As a Botanist, Arun feels like this was an enriching experience for him. “As a Botany student, you will never know what a plant really looks like, how it interacts with the environment or what its local applications are because you learn only textbook pertinent material. Like the fact that Buransh juice made from the rhododendron flowers are used by the locals for mountain sickness. Experiencing plant life outdoors broadens your base of knowledge,” affirms Arun.
Enlightening his co-trekkers about the many wonders of plants
Arun Kumar was not only enthusiastic about increasing his own knowledge on plants but he genuinely enjoyed sharing fun plant facts with the rest of the group.
“I think plant trivia will help people to view plants differently. Just above Auli, I crushed a fallen juniper branch. It had a strong Dhoop smell.

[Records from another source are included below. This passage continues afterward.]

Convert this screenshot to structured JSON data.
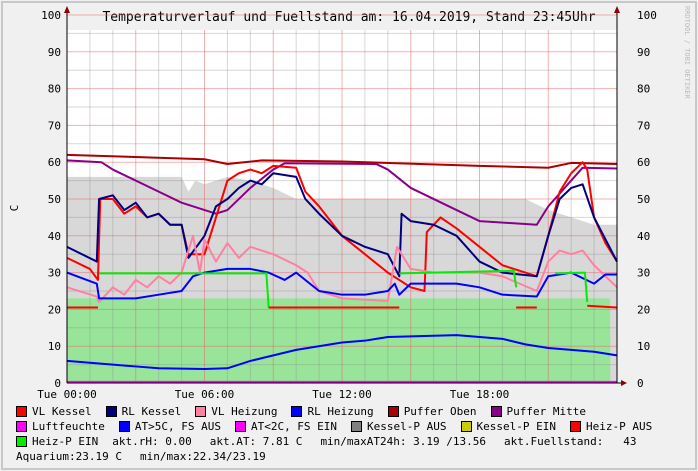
{
  "chart_data": {
    "type": "line",
    "title": "Temperaturverlauf und Fuellstand am: 16.04.2019, Stand 23:45Uhr",
    "ylabel": "C",
    "watermark": "RRDTOOL / TOBI OETIKER",
    "ylim": [
      0,
      100
    ],
    "xlim_hours": [
      0,
      24
    ],
    "y_ticks": [
      "0",
      "10",
      "20",
      "30",
      "40",
      "50",
      "60",
      "70",
      "80",
      "90",
      "100"
    ],
    "x_ticks": [
      {
        "h": 0,
        "label": "Tue 00:00"
      },
      {
        "h": 6,
        "label": "Tue 06:00"
      },
      {
        "h": 12,
        "label": "Tue 12:00"
      },
      {
        "h": 18,
        "label": "Tue 18:00"
      }
    ],
    "grid": true,
    "legend_position": "bottom",
    "areas": [
      {
        "name": "Kessel-P AUS",
        "color": "#d8d8d8",
        "points": [
          [
            0,
            56
          ],
          [
            5,
            56
          ],
          [
            5.3,
            52
          ],
          [
            5.6,
            55
          ],
          [
            6,
            54
          ],
          [
            7,
            56
          ],
          [
            8,
            55
          ],
          [
            9,
            53
          ],
          [
            10,
            50
          ],
          [
            14,
            50
          ],
          [
            18,
            50
          ],
          [
            20,
            50
          ],
          [
            21,
            47
          ],
          [
            22,
            45
          ],
          [
            23,
            43
          ],
          [
            24,
            43
          ]
        ]
      },
      {
        "name": "Heiz-P EIN area",
        "color": "#98e498",
        "points": [
          [
            0,
            23
          ],
          [
            14,
            23
          ],
          [
            23.7,
            23
          ],
          [
            23.71,
            0
          ]
        ]
      }
    ],
    "series": [
      {
        "name": "Puffer Oben",
        "color": "#aa0000",
        "points": [
          [
            0,
            62
          ],
          [
            6,
            60.8
          ],
          [
            7,
            59.5
          ],
          [
            8.5,
            60.5
          ],
          [
            12,
            60.2
          ],
          [
            18,
            59
          ],
          [
            21,
            58.5
          ],
          [
            22,
            59.8
          ],
          [
            24,
            59.5
          ]
        ]
      },
      {
        "name": "Puffer Mitte",
        "color": "#880088",
        "points": [
          [
            0,
            60.5
          ],
          [
            1.5,
            60
          ],
          [
            2,
            58
          ],
          [
            4,
            52
          ],
          [
            5,
            49
          ],
          [
            6.5,
            46
          ],
          [
            7,
            47
          ],
          [
            8,
            53
          ],
          [
            9,
            58
          ],
          [
            9.5,
            59.7
          ],
          [
            13.5,
            59.5
          ],
          [
            14,
            58
          ],
          [
            15,
            53
          ],
          [
            17,
            47
          ],
          [
            18,
            44
          ],
          [
            20.5,
            43
          ],
          [
            21,
            48
          ],
          [
            22,
            55
          ],
          [
            22.5,
            58.5
          ],
          [
            24,
            58.3
          ]
        ]
      },
      {
        "name": "VL Kessel",
        "color": "#ff0000",
        "points": [
          [
            0,
            34
          ],
          [
            1,
            31
          ],
          [
            1.35,
            28
          ],
          [
            1.45,
            50
          ],
          [
            2,
            50
          ],
          [
            2.5,
            46
          ],
          [
            3,
            48
          ],
          [
            3.5,
            45
          ],
          [
            4,
            46
          ],
          [
            4.5,
            43
          ],
          [
            5,
            43
          ],
          [
            5.3,
            35
          ],
          [
            6,
            35
          ],
          [
            6.5,
            45
          ],
          [
            7,
            55
          ],
          [
            7.5,
            57
          ],
          [
            8,
            58
          ],
          [
            8.5,
            57
          ],
          [
            9,
            59
          ],
          [
            10,
            58.5
          ],
          [
            10.4,
            52
          ],
          [
            11,
            48
          ],
          [
            12,
            40
          ],
          [
            13,
            35
          ],
          [
            14,
            30
          ],
          [
            15,
            26
          ],
          [
            15.6,
            25
          ],
          [
            15.7,
            41
          ],
          [
            16.3,
            45
          ],
          [
            17,
            42
          ],
          [
            18,
            37
          ],
          [
            19,
            32
          ],
          [
            20,
            30
          ],
          [
            20.5,
            29
          ],
          [
            21,
            40
          ],
          [
            21.5,
            52
          ],
          [
            22,
            57
          ],
          [
            22.5,
            60
          ],
          [
            22.7,
            58
          ],
          [
            23,
            45
          ],
          [
            23.5,
            38
          ],
          [
            24,
            33
          ]
        ]
      },
      {
        "name": "RL Kessel",
        "color": "#000080",
        "points": [
          [
            0,
            37
          ],
          [
            1.3,
            33
          ],
          [
            1.4,
            50
          ],
          [
            2,
            51
          ],
          [
            2.5,
            47
          ],
          [
            3,
            49
          ],
          [
            3.5,
            45
          ],
          [
            4,
            46
          ],
          [
            4.5,
            43
          ],
          [
            5,
            43
          ],
          [
            5.3,
            34
          ],
          [
            6,
            40
          ],
          [
            6.5,
            48
          ],
          [
            7,
            50
          ],
          [
            7.5,
            53
          ],
          [
            8,
            55
          ],
          [
            8.5,
            54
          ],
          [
            9,
            57
          ],
          [
            10,
            56
          ],
          [
            10.4,
            50
          ],
          [
            11,
            46
          ],
          [
            12,
            40
          ],
          [
            13,
            37
          ],
          [
            14,
            35
          ],
          [
            14.5,
            29
          ],
          [
            14.6,
            46
          ],
          [
            15,
            44
          ],
          [
            16,
            43
          ],
          [
            17,
            40
          ],
          [
            18,
            33
          ],
          [
            19,
            30
          ],
          [
            20.5,
            29
          ],
          [
            21,
            40
          ],
          [
            21.5,
            50
          ],
          [
            22,
            53
          ],
          [
            22.5,
            54
          ],
          [
            23,
            45
          ],
          [
            24,
            33
          ]
        ]
      },
      {
        "name": "VL Heizung",
        "color": "#ff80a0",
        "points": [
          [
            0,
            26
          ],
          [
            1.3,
            23.5
          ],
          [
            1.4,
            22
          ],
          [
            2,
            26
          ],
          [
            2.5,
            24
          ],
          [
            3,
            28
          ],
          [
            3.5,
            26
          ],
          [
            4,
            29
          ],
          [
            4.5,
            27
          ],
          [
            5,
            30
          ],
          [
            5.5,
            40
          ],
          [
            5.8,
            30
          ],
          [
            6,
            39
          ],
          [
            6.5,
            33
          ],
          [
            7,
            38
          ],
          [
            7.5,
            34
          ],
          [
            8,
            37
          ],
          [
            9,
            35
          ],
          [
            10,
            32
          ],
          [
            10.5,
            30
          ],
          [
            11,
            25
          ],
          [
            12,
            23
          ],
          [
            14,
            22.3
          ],
          [
            14.4,
            37
          ],
          [
            15,
            31
          ],
          [
            16,
            30
          ],
          [
            17,
            30
          ],
          [
            18,
            30
          ],
          [
            19,
            29
          ],
          [
            20.5,
            25
          ],
          [
            21,
            33
          ],
          [
            21.5,
            36
          ],
          [
            22,
            35
          ],
          [
            22.5,
            36
          ],
          [
            23,
            32
          ],
          [
            24,
            26
          ]
        ]
      },
      {
        "name": "RL Heizung",
        "color": "#0000ff",
        "points": [
          [
            0,
            30
          ],
          [
            1.3,
            27
          ],
          [
            1.4,
            23
          ],
          [
            3,
            23
          ],
          [
            4,
            24
          ],
          [
            5,
            25
          ],
          [
            5.5,
            29
          ],
          [
            6,
            30
          ],
          [
            7,
            31
          ],
          [
            8,
            31
          ],
          [
            8.8,
            30
          ],
          [
            9.5,
            28
          ],
          [
            10,
            30
          ],
          [
            11,
            25
          ],
          [
            12,
            24
          ],
          [
            13,
            24
          ],
          [
            14,
            25
          ],
          [
            14.3,
            27
          ],
          [
            14.5,
            24
          ],
          [
            15,
            27
          ],
          [
            17,
            27
          ],
          [
            18,
            26
          ],
          [
            19,
            24
          ],
          [
            20.5,
            23.5
          ],
          [
            21,
            29
          ],
          [
            22,
            30
          ],
          [
            23,
            27
          ],
          [
            23.5,
            29.5
          ],
          [
            24,
            29.5
          ]
        ]
      },
      {
        "name": "AT>5C, FS AUS",
        "color": "#0000ff",
        "points": [
          [
            0,
            6
          ],
          [
            2,
            5
          ],
          [
            3,
            4.5
          ],
          [
            4,
            4
          ],
          [
            6,
            3.8
          ],
          [
            7,
            4
          ],
          [
            8,
            6
          ],
          [
            10,
            9
          ],
          [
            12,
            11
          ],
          [
            13,
            11.5
          ],
          [
            14,
            12.5
          ],
          [
            17,
            13
          ],
          [
            18,
            12.5
          ],
          [
            19,
            12
          ],
          [
            20,
            10.5
          ],
          [
            21,
            9.5
          ],
          [
            23,
            8.5
          ],
          [
            24,
            7.5
          ]
        ]
      },
      {
        "name": "Heiz-P EIN",
        "color": "#00ee00",
        "points": [
          [
            1.4,
            29.8
          ],
          [
            8.7,
            29.8
          ],
          [
            8.8,
            20.5
          ]
        ]
      },
      {
        "name": "Heiz-P EIN",
        "color": "#00ee00",
        "points": [
          [
            14.5,
            29.8
          ],
          [
            19.5,
            30.5
          ],
          [
            19.6,
            26
          ]
        ]
      },
      {
        "name": "Heiz-P EIN",
        "color": "#00ee00",
        "points": [
          [
            21.3,
            29.8
          ],
          [
            22.6,
            30
          ],
          [
            22.7,
            22
          ]
        ]
      },
      {
        "name": "Heiz-P AUS",
        "color": "#ff0000",
        "points": [
          [
            0,
            20.5
          ],
          [
            1.35,
            20.5
          ]
        ]
      },
      {
        "name": "Heiz-P AUS",
        "color": "#ff0000",
        "points": [
          [
            8.8,
            20.5
          ],
          [
            14.5,
            20.5
          ]
        ]
      },
      {
        "name": "Heiz-P AUS",
        "color": "#ff0000",
        "points": [
          [
            19.6,
            20.5
          ],
          [
            20.5,
            20.5
          ]
        ]
      },
      {
        "name": "Heiz-P AUS",
        "color": "#ff0000",
        "points": [
          [
            22.7,
            21
          ],
          [
            24,
            20.5
          ]
        ]
      },
      {
        "name": "Luftfeuchte",
        "color": "#ff00ff",
        "points": [
          [
            0,
            0.3
          ],
          [
            24,
            0.3
          ]
        ]
      }
    ]
  },
  "legend": [
    [
      {
        "label": "VL Kessel",
        "color": "#ff0000"
      },
      {
        "label": "RL Kessel",
        "color": "#000080"
      },
      {
        "label": "VL Heizung",
        "color": "#ff80a0"
      },
      {
        "label": "RL Heizung",
        "color": "#0000ff"
      },
      {
        "label": "Puffer Oben",
        "color": "#aa0000"
      },
      {
        "label": "Puffer Mitte",
        "color": "#880088"
      }
    ],
    [
      {
        "label": "Luftfeuchte",
        "color": "#ff00ff"
      },
      {
        "label": "AT>5C, FS AUS",
        "color": "#0000ff"
      },
      {
        "label": "AT<2C, FS EIN",
        "color": "#ff00ff"
      },
      {
        "label": "Kessel-P AUS",
        "color": "#808080"
      },
      {
        "label": "Kessel-P EIN",
        "color": "#cccc00"
      },
      {
        "label": "Heiz-P AUS",
        "color": "#ff0000"
      }
    ],
    [
      {
        "label": "Heiz-P EIN",
        "color": "#00ee00"
      }
    ]
  ],
  "stats": {
    "rh": "akt.rH: 0.00",
    "at": "akt.AT: 7.81 C",
    "minmax_at": "min/maxAT24h: 3.19 /13.56",
    "fuellstand": "akt.Fuellstand:   43",
    "aquarium": "Aquarium:23.19 C",
    "aquarium_minmax": "min/max:22.34/23.19"
  }
}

I showed it to my co-trekkers and explained that these branches were burnt as incense in temples,” says Arun Kumar. “They were really intrigued.”
Arun was also able to point out a fun fact regarding the famous Ice Age acorn to his co-trekker, Preethi. “She never knew that acorns are found on oak trees before this. I told her that bears feasted on them,” says Arun Kumar. (Although that little detail may have gotten her a tad nervous).

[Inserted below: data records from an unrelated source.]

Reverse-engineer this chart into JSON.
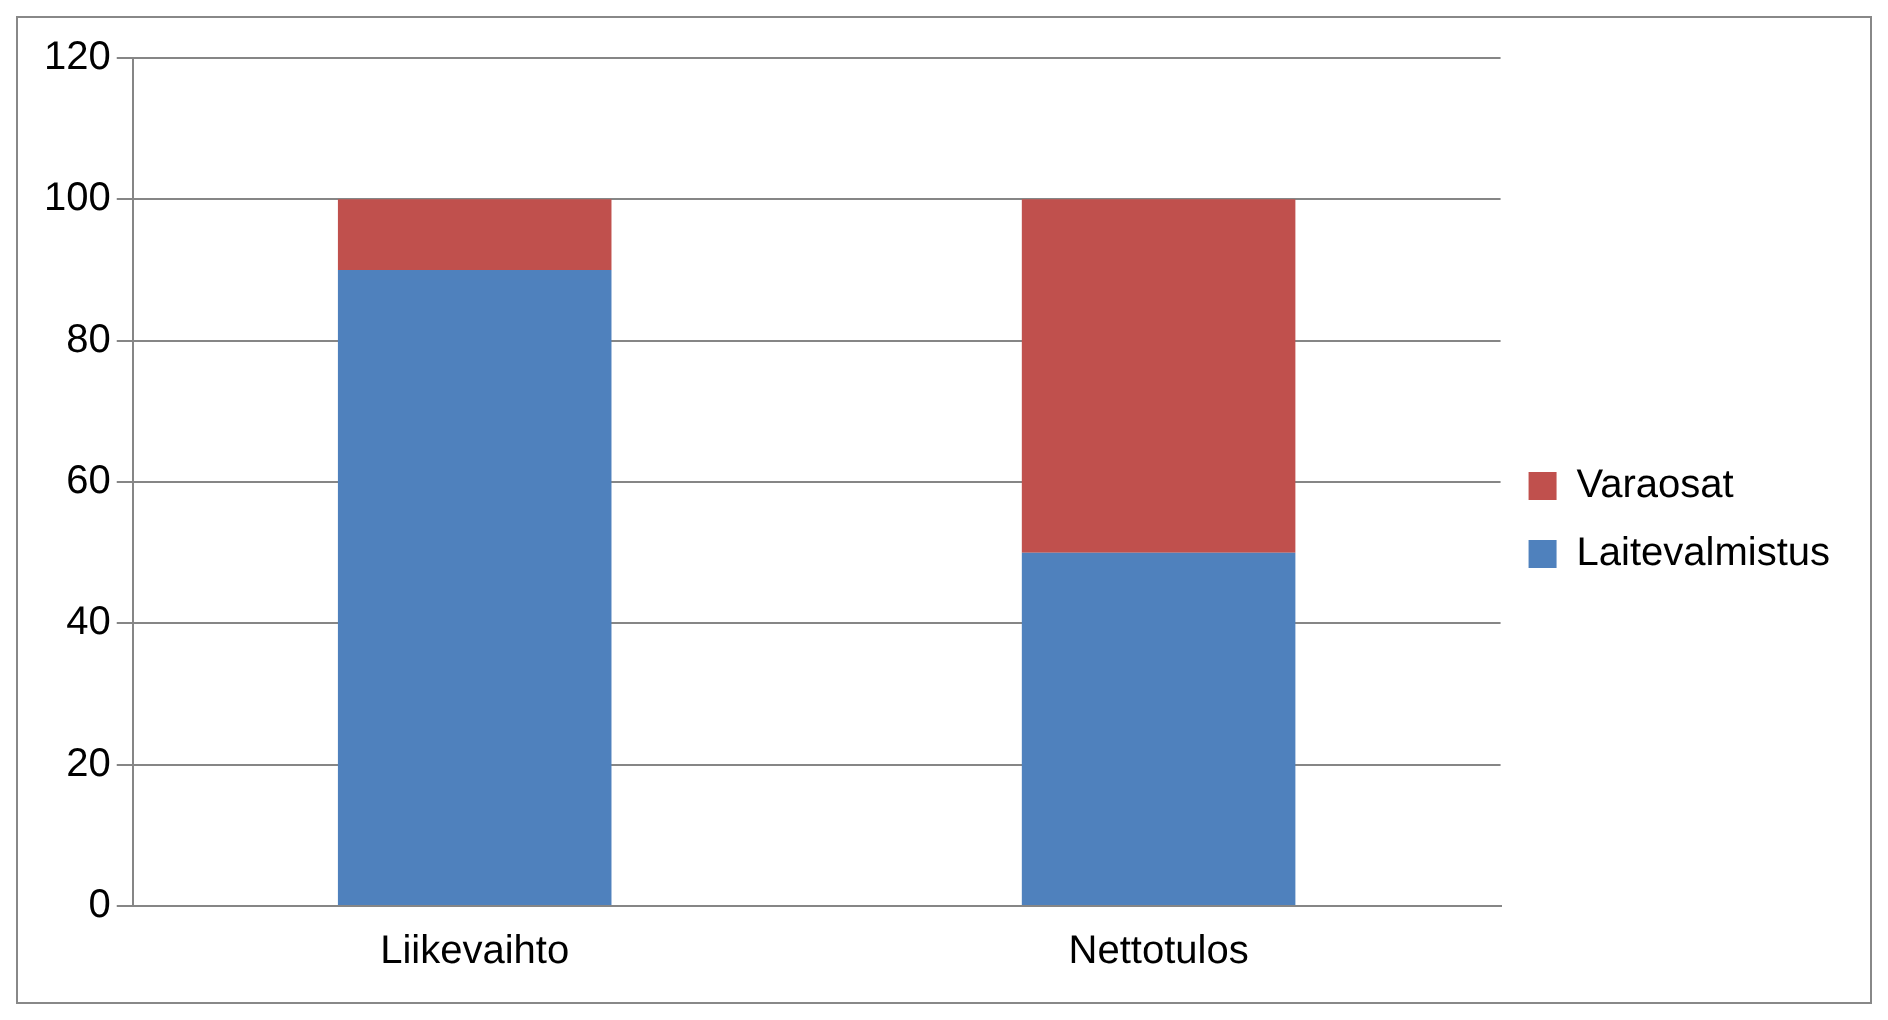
{
  "chart_data": {
    "type": "bar",
    "stacked": true,
    "categories": [
      "Liikevaihto",
      "Nettotulos"
    ],
    "series": [
      {
        "name": "Laitevalmistus",
        "color": "#4f81bd",
        "values": [
          90,
          50
        ]
      },
      {
        "name": "Varaosat",
        "color": "#c0504d",
        "values": [
          10,
          50
        ]
      }
    ],
    "ylim": [
      0,
      120
    ],
    "yticks": [
      0,
      20,
      40,
      60,
      80,
      100,
      120
    ],
    "grid": "y",
    "legend": "right"
  }
}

Arun trying to capture Himalayan flora on Auli slopes
“I thought it was wonderful on Arun’s part to share his knowledge on plants with us. It was very educational for the rest of the group. I remember a particular instance when we chanced upon a copse of bare silver birch trees. Arun told us how the bark of these trees were used to write letters in ancient times as they peeled off easily like paper,” recounts Trek Leader Gurdit.

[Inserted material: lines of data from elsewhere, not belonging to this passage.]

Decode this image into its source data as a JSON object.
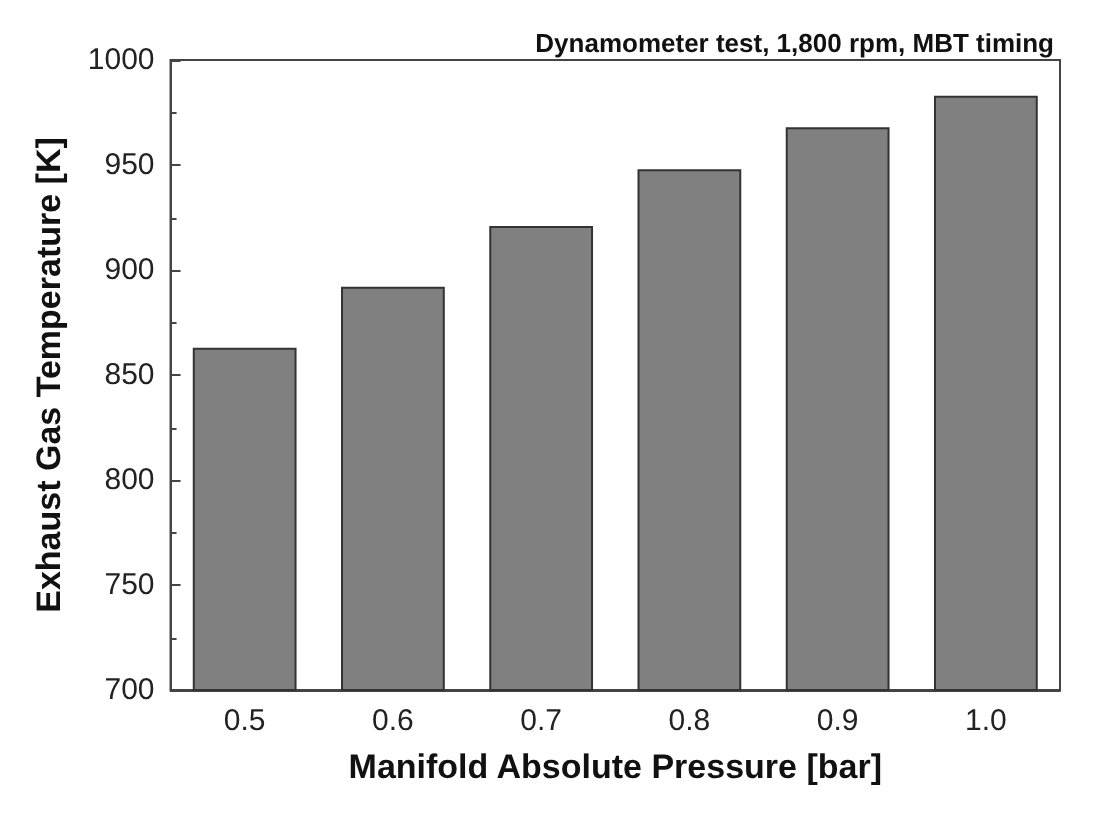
{
  "chart_data": {
    "type": "bar",
    "title": "Dynamometer test, 1,800 rpm, MBT timing",
    "xlabel": "Manifold Absolute Pressure [bar]",
    "ylabel": "Exhaust Gas Temperature [K]",
    "categories": [
      "0.5",
      "0.6",
      "0.7",
      "0.8",
      "0.9",
      "1.0"
    ],
    "values": [
      863,
      892,
      921,
      948,
      968,
      983
    ],
    "color": "#808080",
    "ylim": [
      700,
      1000
    ],
    "yticks": [
      700,
      750,
      800,
      850,
      900,
      950,
      1000
    ],
    "grid": false
  }
}
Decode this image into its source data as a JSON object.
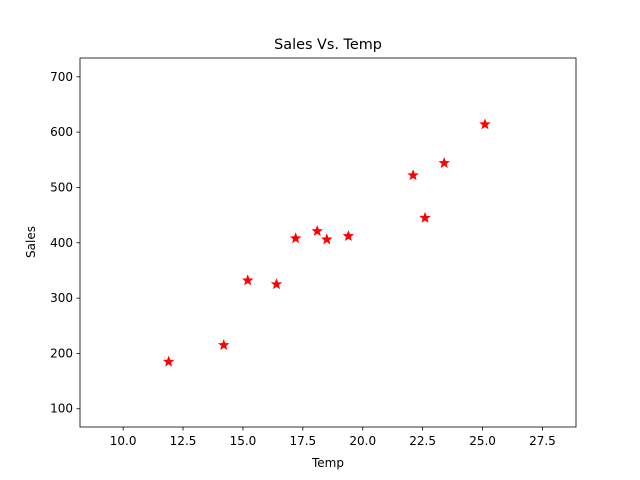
{
  "chart_data": {
    "type": "scatter",
    "title": "Sales Vs. Temp",
    "xlabel": "Temp",
    "ylabel": "Sales",
    "xlim": [
      8.2,
      28.9
    ],
    "ylim": [
      67,
      734
    ],
    "xticks": [
      10.0,
      12.5,
      15.0,
      17.5,
      20.0,
      22.5,
      25.0,
      27.5
    ],
    "xtick_labels": [
      "10.0",
      "12.5",
      "15.0",
      "17.5",
      "20.0",
      "22.5",
      "25.0",
      "27.5"
    ],
    "yticks": [
      100,
      200,
      300,
      400,
      500,
      600,
      700
    ],
    "ytick_labels": [
      "100",
      "200",
      "300",
      "400",
      "500",
      "600",
      "700"
    ],
    "marker": "star",
    "color": "#ff0000",
    "grid": false,
    "legend": false,
    "series": [
      {
        "points": [
          {
            "x": 11.9,
            "y": 185
          },
          {
            "x": 14.2,
            "y": 215
          },
          {
            "x": 15.2,
            "y": 332
          },
          {
            "x": 16.4,
            "y": 325
          },
          {
            "x": 17.2,
            "y": 408
          },
          {
            "x": 18.1,
            "y": 421
          },
          {
            "x": 18.5,
            "y": 406
          },
          {
            "x": 19.4,
            "y": 412
          },
          {
            "x": 22.1,
            "y": 522
          },
          {
            "x": 22.6,
            "y": 445
          },
          {
            "x": 23.4,
            "y": 544
          },
          {
            "x": 25.1,
            "y": 614
          }
        ]
      }
    ]
  }
}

“All along the lower trails, till Auli, there are these small bushes that Arun told us were Berberis. It sounds like a name you would read on the ingredient list of your herbal cream or shampoo. But Arun shared with us that the root of the plant was used to extract a yellow dye for colouring cotton material. That was news for us.”
Trek Leader Gurdit was so impressed by Arun’s zest to create an awareness on nature’s best offerings, that he gave him the Spirit of Trekking award. “We have many criteria for the Spirit of Trekking Award. But I feel that Arun really deserved the award because of his obvious love for nature and his drive to instill that same passion in his co- trekkers,” says Trek Leader Gurdit.
The Himalayas, the best Botany teacher you can get…
Arun staunchly believes that everyone needs to have some basic knowledge about indigenous alpine plants. “I hope that this kind of recognition inspires people to learn about alpine plants because they are the real treasures of India. There is no other place like the Himalayas to see flowers of every shape, size and hue. These sights are so rewarding. Mountains are at a risk because of climate change and negative human influence like littering. Witness these precious jewels and be inspired to protect our heritage.”